Sevgi; tutku mudur, emek mi? Bir gün seçim yapmanız gerekse hangisini seçerdiniz? 'Ademin Trenleri' 2 Mart'ta gösterime giriyor ve herkesin kafası bu soruyla meşgul olacak gibi görünüyor. İki başrol oyuncusu filmi tartıştı ve kadın-erkek ilişkileri ve aşk üzerine ilginç bir söyleşi çıktı.

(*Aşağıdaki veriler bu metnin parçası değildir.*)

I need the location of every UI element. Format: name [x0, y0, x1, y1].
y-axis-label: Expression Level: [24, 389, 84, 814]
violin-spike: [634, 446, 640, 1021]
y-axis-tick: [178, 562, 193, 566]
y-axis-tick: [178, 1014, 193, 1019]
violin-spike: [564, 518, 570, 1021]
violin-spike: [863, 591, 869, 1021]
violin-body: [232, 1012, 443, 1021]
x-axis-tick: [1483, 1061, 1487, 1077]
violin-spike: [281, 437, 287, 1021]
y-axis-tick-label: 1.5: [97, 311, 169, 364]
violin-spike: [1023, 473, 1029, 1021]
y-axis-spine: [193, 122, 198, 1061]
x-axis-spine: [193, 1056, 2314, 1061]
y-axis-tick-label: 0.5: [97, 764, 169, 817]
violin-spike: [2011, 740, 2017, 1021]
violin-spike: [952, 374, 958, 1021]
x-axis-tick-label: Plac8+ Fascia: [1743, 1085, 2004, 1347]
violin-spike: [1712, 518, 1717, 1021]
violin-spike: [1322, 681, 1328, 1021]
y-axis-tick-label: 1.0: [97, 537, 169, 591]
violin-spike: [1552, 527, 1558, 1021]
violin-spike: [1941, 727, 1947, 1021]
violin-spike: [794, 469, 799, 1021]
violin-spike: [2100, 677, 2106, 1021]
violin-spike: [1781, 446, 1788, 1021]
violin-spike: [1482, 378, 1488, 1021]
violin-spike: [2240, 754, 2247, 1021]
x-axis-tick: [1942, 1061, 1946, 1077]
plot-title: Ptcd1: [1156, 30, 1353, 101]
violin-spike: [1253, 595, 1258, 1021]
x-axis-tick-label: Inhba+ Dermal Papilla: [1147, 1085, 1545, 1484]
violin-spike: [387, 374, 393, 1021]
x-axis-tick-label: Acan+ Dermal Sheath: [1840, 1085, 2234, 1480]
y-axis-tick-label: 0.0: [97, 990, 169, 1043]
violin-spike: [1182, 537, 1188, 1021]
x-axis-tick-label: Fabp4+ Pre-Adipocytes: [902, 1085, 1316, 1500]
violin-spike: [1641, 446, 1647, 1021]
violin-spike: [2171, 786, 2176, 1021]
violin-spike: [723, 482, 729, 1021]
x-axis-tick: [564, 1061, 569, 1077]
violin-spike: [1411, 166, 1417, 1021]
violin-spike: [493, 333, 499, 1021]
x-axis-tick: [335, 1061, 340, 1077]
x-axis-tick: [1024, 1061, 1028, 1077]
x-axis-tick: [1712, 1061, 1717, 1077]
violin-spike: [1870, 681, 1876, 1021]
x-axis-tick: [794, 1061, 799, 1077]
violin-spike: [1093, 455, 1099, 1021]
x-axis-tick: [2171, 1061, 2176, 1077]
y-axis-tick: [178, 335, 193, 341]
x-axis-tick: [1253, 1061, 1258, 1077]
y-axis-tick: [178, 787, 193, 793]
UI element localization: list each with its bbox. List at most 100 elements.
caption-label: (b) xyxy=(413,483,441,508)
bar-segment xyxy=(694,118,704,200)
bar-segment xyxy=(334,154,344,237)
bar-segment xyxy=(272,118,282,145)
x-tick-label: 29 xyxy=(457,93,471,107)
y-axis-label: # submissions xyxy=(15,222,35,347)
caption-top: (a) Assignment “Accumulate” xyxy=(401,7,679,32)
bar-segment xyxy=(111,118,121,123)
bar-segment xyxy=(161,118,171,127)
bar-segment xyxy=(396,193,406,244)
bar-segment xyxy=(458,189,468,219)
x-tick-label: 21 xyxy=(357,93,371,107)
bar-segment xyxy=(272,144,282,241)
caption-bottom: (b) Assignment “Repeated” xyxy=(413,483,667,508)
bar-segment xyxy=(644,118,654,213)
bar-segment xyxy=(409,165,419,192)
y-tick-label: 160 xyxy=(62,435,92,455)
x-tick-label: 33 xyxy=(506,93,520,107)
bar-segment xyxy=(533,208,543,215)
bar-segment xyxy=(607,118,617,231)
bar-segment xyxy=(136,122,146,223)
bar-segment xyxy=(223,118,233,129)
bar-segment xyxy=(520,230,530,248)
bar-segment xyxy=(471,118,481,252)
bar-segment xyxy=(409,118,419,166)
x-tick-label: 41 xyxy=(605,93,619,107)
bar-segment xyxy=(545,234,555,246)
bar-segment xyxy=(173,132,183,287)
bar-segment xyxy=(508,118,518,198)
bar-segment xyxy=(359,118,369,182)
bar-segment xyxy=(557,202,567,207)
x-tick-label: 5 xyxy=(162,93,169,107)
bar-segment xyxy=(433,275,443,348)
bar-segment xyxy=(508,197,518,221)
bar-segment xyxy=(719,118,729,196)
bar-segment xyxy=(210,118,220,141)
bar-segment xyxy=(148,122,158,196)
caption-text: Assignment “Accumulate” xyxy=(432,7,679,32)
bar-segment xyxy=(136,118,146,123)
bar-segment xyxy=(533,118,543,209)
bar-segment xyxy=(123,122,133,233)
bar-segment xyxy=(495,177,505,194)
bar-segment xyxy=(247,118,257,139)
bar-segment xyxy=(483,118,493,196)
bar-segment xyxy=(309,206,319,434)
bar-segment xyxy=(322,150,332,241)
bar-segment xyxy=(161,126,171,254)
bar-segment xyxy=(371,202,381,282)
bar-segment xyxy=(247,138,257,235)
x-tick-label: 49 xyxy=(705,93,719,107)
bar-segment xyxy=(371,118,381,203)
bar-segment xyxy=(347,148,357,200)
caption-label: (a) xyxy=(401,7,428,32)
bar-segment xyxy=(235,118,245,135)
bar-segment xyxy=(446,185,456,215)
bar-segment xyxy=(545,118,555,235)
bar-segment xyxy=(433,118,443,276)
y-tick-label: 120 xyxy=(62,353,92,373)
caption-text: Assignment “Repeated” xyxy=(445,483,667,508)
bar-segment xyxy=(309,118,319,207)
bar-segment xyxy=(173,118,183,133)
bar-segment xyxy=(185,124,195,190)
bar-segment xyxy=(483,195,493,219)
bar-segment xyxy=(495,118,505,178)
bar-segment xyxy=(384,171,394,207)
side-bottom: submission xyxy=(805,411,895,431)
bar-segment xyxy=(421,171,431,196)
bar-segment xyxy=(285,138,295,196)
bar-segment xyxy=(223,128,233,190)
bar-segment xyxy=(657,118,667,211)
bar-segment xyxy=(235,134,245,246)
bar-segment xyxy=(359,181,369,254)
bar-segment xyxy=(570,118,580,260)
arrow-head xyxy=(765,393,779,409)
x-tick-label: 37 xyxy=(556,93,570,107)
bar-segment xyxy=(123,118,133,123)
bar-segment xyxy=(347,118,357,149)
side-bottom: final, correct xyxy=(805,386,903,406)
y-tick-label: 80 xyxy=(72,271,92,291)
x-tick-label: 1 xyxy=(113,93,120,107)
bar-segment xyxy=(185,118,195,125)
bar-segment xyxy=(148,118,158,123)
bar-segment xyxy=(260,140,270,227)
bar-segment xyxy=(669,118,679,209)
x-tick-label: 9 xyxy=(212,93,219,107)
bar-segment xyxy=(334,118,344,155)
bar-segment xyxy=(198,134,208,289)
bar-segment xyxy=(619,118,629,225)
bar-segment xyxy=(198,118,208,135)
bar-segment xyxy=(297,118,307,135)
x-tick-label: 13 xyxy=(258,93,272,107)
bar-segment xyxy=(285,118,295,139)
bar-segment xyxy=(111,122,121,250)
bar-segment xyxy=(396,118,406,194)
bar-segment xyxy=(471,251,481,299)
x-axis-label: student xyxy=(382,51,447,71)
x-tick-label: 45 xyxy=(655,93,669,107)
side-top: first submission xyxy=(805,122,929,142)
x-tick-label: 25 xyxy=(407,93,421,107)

Evlendikten sonra ilk röportaj, anne olduktan sonra ilk röportaj, ilk film ve dizi röportajları derken karar veriyorum; bu karı-kocaya soracak sorum kalmamış! Ama bir bakıyorum yine karşılarındayım. 2 Mart'ta filmleri 'Ademin Trenleri' gösterime giriyor ya; izlemem, onlarla konuşmam, ne hissettiklerini bilmem lazım! Ne yapıp edip kapıyor röportajı, karşıma diziyorum onları. 'Eğreti Gelin' filmini de gösterime girmeden izlemiş; Nurgül Yeşilçay, Metin Akpınar ve Atıf Yılmaz'la yaptığımız sohbeti gece yarılarına kadar bitirememiştik. Yine öyle oldu; evlerini açtılar, filmi DVD'ye taktılar ve benimle birlikte karşısına geçip yeniden izlediler. Odada çıt çıkmıyordu ve Nurgül kendini tutamıyor, ağlıyordu. Çok etkilenmiş filminden, bu sonucu beklemediğini anlatıyor... Bu kadar duygusal olan ne mi? Özet geçiyorum... Cem Özer imam; heybetli, kibirli, zavallı ve acıklı... Nurgül Yeşilçay, karısı Hacer rolünde. Karnında bebeğiyle ortalıkta kalmış, hoca ona sahip çıkıp nikahına almış ama bunu Allah'ın sınavı kabul ettiği için ona elini bile sürmemiş. Aslında istemiyor değil; ama Hacer'in, bir gün asıl sahibi Bekir'e döneceğine inanmış, içten içe istese de ona yaklaşamamış. Kendini kötüye alıştırdığı için ona kötü bile davranmış. Küçük bir tren istasyonuna gelip yerleştiklerinde kaçınılmaz son karşılarına çıkıyor ve büyük hesaplaşma başlıyor. Emek mi kazanacak; aşk ve tutku mu? 'Selvi Boylum Al Yazmalım' filmindeki müthiş sorgulama yine karşımıza çıkıyor; kadının ikilemleri, beklentileri tüm çıplaklığıyla beyninizi kemiriyor. Öyle yazılıp çizildiği gibi müthiş sevişme sahneleri yok bu filmde! Ama müthiş duygusal, son derece gerçek, elle tutulabilecek kadar yoğun bir kavuşma sahnesi var ki göz yaşlarınızı bırakabilirsiniz o noktada...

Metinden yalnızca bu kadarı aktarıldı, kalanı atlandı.